Saturday, October 8, 2016

How long does it take to heal a broken heart?

I've been dealing with internet issues at home lately, so I haven't been able to update my blog.  I am working on posting a new blog entry about body image, but with all the connection problems, it has not been posted yet.  Even as I try to post this, the internet keeps going in and out.  Time to call Comcast.

That said, there have been a lot of things going on and I haven't even been able to update.  I want to start with where I am personally.  I've been going through a tough time for the past several months.  I haven't posted any specifics because it's deeply painful.

Here Without You by 3 Doors Down

Without giving too many details, I can tell you that in June I lost a close friend.  We spoke on Monday and I never heard from her again.  She stopped talking to me completely.  There was no argument or disagreement that I knew about.  I tried to make things right with her, but she never responded.  In July, I got a text message from her saying she was going through some stuff and wanted to catch up, but that was it.  I never talked to her.  We never caught up.  

I can't begin to tell you how badly it hurts.  I never had an easy time making friends.   I don't care how this sounds, but I can honestly say my husband is truly my best friend.

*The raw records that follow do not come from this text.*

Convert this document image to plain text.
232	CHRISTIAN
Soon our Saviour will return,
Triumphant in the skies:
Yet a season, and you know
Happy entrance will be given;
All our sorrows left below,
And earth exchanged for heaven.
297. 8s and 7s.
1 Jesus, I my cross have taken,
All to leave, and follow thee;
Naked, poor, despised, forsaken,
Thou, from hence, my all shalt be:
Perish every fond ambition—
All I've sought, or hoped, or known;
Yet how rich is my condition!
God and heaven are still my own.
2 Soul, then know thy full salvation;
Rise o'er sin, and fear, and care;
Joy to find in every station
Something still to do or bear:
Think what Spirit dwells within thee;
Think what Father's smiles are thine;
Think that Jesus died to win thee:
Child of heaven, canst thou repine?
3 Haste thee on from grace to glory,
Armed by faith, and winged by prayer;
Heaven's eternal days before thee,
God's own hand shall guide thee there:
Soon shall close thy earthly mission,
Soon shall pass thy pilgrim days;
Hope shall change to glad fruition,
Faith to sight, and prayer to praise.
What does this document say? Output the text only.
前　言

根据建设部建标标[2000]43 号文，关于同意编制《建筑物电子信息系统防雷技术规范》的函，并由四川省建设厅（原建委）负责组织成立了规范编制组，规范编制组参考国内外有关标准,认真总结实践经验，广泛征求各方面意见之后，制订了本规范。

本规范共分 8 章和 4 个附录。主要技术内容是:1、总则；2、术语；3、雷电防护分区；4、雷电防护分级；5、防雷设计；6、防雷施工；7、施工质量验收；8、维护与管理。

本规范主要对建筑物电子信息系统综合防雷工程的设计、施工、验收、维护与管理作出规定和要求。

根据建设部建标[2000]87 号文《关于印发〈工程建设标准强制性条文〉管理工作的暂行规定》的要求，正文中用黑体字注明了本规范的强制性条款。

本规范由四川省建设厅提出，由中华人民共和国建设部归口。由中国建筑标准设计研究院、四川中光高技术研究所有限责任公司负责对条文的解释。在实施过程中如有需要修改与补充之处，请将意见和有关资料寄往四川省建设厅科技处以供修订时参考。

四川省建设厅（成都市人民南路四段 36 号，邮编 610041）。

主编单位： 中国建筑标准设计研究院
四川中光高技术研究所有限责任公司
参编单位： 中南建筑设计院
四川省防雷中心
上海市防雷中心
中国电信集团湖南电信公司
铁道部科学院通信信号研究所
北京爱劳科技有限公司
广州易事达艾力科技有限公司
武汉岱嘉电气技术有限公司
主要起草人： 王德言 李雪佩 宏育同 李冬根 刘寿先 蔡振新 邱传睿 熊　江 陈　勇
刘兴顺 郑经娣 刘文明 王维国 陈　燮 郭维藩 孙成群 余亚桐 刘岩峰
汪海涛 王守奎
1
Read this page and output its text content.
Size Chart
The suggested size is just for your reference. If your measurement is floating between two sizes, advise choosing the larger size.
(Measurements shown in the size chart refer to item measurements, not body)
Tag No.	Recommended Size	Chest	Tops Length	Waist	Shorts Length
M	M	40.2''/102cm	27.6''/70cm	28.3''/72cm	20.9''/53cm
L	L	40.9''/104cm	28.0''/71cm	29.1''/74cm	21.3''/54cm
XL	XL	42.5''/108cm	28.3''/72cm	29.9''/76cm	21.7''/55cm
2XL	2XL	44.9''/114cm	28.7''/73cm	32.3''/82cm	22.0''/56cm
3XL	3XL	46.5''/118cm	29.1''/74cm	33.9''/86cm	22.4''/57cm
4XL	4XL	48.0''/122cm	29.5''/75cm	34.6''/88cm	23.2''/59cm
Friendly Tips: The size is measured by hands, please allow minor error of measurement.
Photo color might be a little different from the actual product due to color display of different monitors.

I have friends, don't get me wrong.  But it doesn't come easy for me.  For one reason or another, I have a hard time trusting people.  So, the loss of this friend hit me to the core.  It's been more than four months.  Some days are easier than others.  But the pain is there.  It's  like a constant ache in my chest.  Sometimes I can breathe a little easier than others. Time helps with that, I guess.

When You're Gone by Avril Lavigne

It has affected my fitness journey because I am fighting to care.  Yesterday was a gorgeous day.  All day at work, I said, "I'm going for a bike ride when I get home."  Instead, when I got home, I went to bed.  Slept for two hours.  I proceeded to spend the rest of the night, laying on the couch, watching TV until I went to bed.  Sadness rolling over me like the ocean surges from Hurricane Matthew.  Hurricane Matthew

It doesn't help that my shoulder is still hurting.  I re-injured it, doing cable flys a few weeks ago. 
Image from Women's Health and Fitness
It hasn't been right ever since.  Right now, it is throbbing.  I want to go to the gym and work out, but I'm concerned about my shoulder, so I'm hesitant.  This morning's mission:  CLEAN THIS HOUSE!

Where'd You Go by Fort Minor (feat. Holly Brook and Jonah Matranga

I decided to share this much today because my blog helps to keep me accountable.  How can I write about fitness, nutrition and motivation if I allow myself to be overcome by this?  It is a struggle. 

Torn by Natalie Imbruglia

The silence hurts more than if we had a fight and parted ways.  The friend I used to talk to about things that were going on...from nonsense nothingness to the comings and goings of our day to our insecurities about life and the future...is gone.  And I don't know why.


My pastor asked on the church's Facebook page "Have you ever felt forgotten by God in your pain?" and "What do you do to keep connected to God and others in your pain?"
I sent him my response and shared it during a Sunday morning service.  You can listen to it here, if you really want to:  Evangel Assembly, go to August 21, "When Life Hurts" at 8:02
 and 25:37.

This morning, as I pick myself up from a day of depression and feeling broken-hearted, I must fight the urge to quit.  I need to turn to God and ask Him to help me work through this. The super sad love songs I included here, I really want to replay them over and over. They describe the pain I'm feeling so well.  Instead, I need to listen to happy music that motivates me and Christian songs that uplift me.  I can't dwell on what's wrong and let the waves of depression overcome me.  

When you go through tough times, when you lose a friend or loved one, when your problems seem insurmountable, you really have to reach deep and find your inner strength to keep going.  Giving up cannot be an answer.  It is okay to have a bad day, to feel deeply.  In fact, I think that's what makes us uniquely human.  What is not okay is to let one bad day turn into a pattern.

So my mission today is to get on it!  Even if it means I have to fake it a little...
Happy by Pharrell Williams

Clap along if you feel like happiness is the truth!!

If these connectivity issues persist, it will be a couple days before I post again, but I do have more to share!
Tough Enough to NOT QUIT!
Happy Day by Tim Hughes

Oh,happy day, happy day, I'll never be the same!  Forever I am changed!

Questions for you (answer in the comment section below):
What do you do to cheer yourself up when you are down?
What HAPPY thing are you doing today?